DTismyname · May 1, 2021

Hi I’m new to the forum and have no electrical background other than changing plugs and light fittings at home. My house was recently targeted by burglars attempting to get in the house by snapping the lock whilst I was asleep. So I have had an idea to fit a solar powered PIR light pointing towards the door so that when someone approaches close to the door the light will come on and the buzzer will sound in the house giving me a chance to catch them in the act before they snap the lock (i have anti-snap locks).
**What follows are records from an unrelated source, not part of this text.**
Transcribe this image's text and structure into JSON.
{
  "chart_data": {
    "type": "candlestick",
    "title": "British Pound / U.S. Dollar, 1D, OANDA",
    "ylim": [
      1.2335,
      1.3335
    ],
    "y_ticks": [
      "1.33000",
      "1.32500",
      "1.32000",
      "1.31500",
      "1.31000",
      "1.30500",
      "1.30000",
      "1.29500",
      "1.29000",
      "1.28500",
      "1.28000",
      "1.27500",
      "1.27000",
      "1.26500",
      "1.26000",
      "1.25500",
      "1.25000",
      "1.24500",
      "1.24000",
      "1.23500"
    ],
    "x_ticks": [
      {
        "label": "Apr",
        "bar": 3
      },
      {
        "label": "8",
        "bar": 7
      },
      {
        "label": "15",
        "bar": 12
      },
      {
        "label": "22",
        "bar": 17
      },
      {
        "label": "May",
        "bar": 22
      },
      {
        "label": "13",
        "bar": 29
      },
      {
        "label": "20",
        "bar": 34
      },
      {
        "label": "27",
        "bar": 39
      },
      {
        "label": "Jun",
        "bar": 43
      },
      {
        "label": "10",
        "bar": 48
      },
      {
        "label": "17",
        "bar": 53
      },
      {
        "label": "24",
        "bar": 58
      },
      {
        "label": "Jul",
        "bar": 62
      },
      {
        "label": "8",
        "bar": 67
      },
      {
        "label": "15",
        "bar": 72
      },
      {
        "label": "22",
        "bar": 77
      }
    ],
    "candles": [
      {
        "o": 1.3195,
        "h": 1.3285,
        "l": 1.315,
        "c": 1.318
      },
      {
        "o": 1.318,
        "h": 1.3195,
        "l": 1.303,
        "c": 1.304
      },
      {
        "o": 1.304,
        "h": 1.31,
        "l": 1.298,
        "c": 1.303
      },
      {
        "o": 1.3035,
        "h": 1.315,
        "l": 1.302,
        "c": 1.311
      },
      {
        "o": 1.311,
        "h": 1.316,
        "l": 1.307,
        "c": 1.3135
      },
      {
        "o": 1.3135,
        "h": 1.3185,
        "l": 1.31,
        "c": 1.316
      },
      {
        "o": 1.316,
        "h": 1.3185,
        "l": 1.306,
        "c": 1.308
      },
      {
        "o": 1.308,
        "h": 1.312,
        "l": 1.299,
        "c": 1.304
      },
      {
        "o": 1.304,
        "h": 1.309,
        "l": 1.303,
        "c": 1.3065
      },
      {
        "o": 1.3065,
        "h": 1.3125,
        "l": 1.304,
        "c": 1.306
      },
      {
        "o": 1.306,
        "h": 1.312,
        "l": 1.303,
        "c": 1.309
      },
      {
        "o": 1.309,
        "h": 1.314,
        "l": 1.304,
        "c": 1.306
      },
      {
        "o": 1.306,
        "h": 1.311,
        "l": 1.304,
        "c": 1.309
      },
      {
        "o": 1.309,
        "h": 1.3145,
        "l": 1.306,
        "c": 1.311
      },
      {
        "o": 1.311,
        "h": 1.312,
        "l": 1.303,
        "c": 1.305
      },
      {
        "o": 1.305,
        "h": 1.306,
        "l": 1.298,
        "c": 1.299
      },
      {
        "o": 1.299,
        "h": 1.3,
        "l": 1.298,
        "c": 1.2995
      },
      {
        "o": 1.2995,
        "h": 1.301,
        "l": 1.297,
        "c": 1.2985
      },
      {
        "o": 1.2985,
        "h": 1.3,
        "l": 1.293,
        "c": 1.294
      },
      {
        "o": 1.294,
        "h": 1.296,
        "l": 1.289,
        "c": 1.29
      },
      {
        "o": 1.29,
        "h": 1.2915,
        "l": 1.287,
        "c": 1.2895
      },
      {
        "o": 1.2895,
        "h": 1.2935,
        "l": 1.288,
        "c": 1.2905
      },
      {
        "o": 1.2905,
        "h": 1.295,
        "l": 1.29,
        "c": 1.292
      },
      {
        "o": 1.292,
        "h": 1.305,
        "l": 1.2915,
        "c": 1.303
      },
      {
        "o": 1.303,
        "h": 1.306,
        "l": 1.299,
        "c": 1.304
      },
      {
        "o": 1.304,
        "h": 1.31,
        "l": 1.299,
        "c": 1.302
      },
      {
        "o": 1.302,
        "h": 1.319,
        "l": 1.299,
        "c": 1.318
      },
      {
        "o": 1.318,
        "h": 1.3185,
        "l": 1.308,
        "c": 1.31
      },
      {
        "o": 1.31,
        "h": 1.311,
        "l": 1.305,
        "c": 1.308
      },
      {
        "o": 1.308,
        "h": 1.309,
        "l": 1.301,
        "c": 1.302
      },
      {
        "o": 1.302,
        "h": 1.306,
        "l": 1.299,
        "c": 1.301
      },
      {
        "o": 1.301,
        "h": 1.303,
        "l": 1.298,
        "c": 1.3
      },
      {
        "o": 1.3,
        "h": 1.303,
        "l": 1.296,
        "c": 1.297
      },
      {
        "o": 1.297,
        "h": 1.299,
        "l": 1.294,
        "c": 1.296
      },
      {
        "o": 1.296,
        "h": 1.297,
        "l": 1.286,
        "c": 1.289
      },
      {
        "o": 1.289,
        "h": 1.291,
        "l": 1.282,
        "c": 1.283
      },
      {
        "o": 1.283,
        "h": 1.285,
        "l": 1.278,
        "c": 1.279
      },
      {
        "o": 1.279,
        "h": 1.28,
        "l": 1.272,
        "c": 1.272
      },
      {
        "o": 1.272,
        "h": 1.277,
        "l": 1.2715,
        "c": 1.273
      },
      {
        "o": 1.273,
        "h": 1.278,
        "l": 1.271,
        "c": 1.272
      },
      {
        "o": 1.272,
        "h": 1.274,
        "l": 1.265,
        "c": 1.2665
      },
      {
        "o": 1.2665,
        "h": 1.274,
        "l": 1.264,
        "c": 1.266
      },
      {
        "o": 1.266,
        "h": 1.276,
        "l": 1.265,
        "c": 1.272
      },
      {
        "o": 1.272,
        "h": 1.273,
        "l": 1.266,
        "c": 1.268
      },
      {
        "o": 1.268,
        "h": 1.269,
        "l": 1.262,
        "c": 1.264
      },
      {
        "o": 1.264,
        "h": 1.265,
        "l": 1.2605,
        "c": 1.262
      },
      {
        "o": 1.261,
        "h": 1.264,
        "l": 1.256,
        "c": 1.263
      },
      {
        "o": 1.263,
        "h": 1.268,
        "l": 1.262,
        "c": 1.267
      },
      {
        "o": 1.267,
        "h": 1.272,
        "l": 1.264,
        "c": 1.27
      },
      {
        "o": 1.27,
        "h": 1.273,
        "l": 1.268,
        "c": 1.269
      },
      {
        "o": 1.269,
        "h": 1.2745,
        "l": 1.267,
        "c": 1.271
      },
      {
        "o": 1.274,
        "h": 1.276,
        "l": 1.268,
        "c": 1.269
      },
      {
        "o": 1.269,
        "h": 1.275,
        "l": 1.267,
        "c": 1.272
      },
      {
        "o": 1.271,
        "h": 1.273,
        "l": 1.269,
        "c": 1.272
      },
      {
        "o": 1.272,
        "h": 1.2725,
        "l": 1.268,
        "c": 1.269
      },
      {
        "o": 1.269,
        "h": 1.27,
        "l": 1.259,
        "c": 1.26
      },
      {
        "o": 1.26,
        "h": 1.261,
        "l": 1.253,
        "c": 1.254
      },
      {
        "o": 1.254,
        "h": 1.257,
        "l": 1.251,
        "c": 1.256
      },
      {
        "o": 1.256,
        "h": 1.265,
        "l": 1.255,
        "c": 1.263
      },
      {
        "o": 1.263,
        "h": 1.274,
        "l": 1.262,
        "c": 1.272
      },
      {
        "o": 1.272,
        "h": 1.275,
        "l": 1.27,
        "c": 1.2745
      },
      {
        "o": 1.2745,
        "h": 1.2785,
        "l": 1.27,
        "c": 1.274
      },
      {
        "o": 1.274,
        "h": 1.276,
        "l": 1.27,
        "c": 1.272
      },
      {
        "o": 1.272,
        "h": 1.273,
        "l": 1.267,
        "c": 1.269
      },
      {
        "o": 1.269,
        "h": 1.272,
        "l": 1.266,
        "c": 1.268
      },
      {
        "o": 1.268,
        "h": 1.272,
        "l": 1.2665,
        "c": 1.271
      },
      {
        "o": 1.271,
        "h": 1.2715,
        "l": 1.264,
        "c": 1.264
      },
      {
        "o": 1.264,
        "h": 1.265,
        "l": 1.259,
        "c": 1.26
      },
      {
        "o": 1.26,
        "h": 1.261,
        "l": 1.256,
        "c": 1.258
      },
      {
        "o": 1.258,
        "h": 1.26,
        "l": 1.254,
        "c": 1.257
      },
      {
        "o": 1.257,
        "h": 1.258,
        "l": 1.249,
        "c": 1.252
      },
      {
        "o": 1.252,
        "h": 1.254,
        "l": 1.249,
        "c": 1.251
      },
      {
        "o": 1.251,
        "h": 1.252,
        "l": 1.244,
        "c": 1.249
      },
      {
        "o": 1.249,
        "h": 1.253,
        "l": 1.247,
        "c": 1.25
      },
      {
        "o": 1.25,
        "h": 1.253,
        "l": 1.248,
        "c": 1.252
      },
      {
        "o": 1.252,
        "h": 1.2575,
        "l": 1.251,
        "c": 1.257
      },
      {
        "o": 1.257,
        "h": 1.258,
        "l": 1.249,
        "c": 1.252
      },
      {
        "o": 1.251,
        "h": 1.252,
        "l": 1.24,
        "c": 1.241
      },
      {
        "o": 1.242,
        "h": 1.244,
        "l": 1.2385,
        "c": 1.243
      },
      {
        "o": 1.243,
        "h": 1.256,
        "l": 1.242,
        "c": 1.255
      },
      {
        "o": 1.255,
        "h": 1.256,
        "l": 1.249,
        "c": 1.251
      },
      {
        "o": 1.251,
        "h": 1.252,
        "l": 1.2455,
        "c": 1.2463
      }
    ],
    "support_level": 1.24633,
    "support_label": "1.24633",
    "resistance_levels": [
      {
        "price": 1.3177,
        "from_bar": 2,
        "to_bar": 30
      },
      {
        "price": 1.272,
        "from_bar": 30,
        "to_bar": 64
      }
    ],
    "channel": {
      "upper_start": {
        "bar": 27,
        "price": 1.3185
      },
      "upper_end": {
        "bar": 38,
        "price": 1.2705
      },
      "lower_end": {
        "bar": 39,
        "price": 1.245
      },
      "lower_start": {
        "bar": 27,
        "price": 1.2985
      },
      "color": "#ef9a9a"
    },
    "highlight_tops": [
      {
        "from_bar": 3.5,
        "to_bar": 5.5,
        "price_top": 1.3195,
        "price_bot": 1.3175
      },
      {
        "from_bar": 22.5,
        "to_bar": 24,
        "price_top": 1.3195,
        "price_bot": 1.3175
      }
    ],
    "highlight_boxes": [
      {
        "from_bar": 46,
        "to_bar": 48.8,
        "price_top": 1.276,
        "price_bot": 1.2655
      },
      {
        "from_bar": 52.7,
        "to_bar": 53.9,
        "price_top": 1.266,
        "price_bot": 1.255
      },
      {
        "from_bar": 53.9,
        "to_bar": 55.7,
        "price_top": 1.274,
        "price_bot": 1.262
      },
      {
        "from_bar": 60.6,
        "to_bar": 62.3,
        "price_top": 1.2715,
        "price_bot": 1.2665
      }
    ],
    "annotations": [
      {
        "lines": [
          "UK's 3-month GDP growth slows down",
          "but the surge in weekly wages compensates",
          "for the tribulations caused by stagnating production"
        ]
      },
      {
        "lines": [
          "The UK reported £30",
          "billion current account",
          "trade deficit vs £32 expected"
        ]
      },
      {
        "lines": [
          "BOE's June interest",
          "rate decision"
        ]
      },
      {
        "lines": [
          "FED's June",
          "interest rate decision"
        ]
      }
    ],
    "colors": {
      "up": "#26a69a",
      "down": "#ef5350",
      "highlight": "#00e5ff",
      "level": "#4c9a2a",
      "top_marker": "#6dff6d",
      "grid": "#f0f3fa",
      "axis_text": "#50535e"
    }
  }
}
My only problem is after hours of trial and error there is only 1 point i can connect to, that controls the buzzer with the PIR but it isn’t as loud as it is when connected straight to the battery so I’m thinking that something is restricting the power at some point on the circuit.
Any help would be appreciated even if you think I should bin the idea

Thanks and sorry for the novel of a post

Spoon · May 1, 2021

Welcome to the forum mate.
Maybe the Solar Panel doesn't have enough power to power the PIR and the buzzer.

Lucien Nunes · May 1, 2021

What voltage is the buzzer rated at? The available voltage seems to be 3.7V from the battery (actually cell, as there's only one). If the buzzer is rated for a higher voltage it will be quieter at 3.7V.

The LEDs are switched by transistor Q1 and current-limited by R10 and R11 in parallel making 0.25Ω. If the buzzer is suitable you would need to connect its positive lead to L+ and its negative to the junction of Q1 and R11. This is assuming the IC does not use PWM drive to the LEDs (impossible to tell from here) in which case additional steps will be needed to make the output suitable for the buzzer.

One option is to power the buzzer from an external source of a suitable voltage and use a transistor to switch it in response to the falling voltage on Q1's collector. If you wanted to try this we could perhaps guide you through it. I assume as much of your interest is in the DIYing aspect as achieving the result.

DTismyname · May 1, 2021

Spoon said:
Welcome to the forum mate.
Maybe the Solar Panel doesn't have enough power to power the PIR and the buzzer.

Thanks for your reply pal. The solar panel doesn’t actually power the unit, it just charges the 18650 Li-ion battery but you could be right

DTismyname · May 1, 2021

Lucien Nunes said:
What voltage is the buzzer rated at? The available voltage seems to be 3.7V from the battery (actually cell, as there's only one). If the buzzer is rated for a higher voltage it will be quieter at 3.7V.

The LEDs are switched by transistor Q1 and current-limited by R10 and R11 in parallel making 0.25Ω. If the buzzer is suitable you would need to connect its positive lead to L+ and its negative to the junction of Q1 and R11. This is assuming the IC does not use PWM drive to the LEDs (impossible to tell from here) in which case additional steps will be needed to make the output suitable for the buzzer.

One option is to power the buzzer from an external source of a suitable voltage and use a transistor to switch it in response to the falling voltage on Q1's collector. If you wanted to try this we could perhaps guide you through it. I assume as much of your interest is in the DIYing aspect as achieving the result.

I really appreciate the detailed reply, thank you.
the back of the buzzer says it is 3-24v DC. When I connect it straight to the battery it is significantly louder than when connected to L+ and the junction of Q1 and R11. Now that I have had the idea and worked out what I want to do in my head I am determined to see it through… All I need is a kick in the right direction so any guidance would really be appreciated

Lucien Nunes · May 1, 2021

There are two possible reasons for the difference in sound level you describe. One is simply the voltage drop in Q1, the switching transistor. If this is a normal bipolar transistor driven into saturation, this will be around 0.2-0.3V and unlikely to cause a major change in volume. The other is that the LED brightness might be regulated by the control IC driving Q1 with rapid pulses and the average voltage is lower than the peak voltage.

Do you have a multimeter?

DTismyname · May 1, 2021

Lucien Nunes said:
There are two possible reasons for the difference in sound level you describe. One is simply the voltage drop in Q1, the switching transistor. If this is a normal bipolar transistor driven into saturation, this will be around 0.2-0.3V and unlikely to cause a major change in volume. The other is that the LED brightness might be regulated by the control IC driving Q1 with rapid pulses and the average voltage is lower than the peak voltage.

Do you have a multimeter?

Sorry I don’t have a multimeter.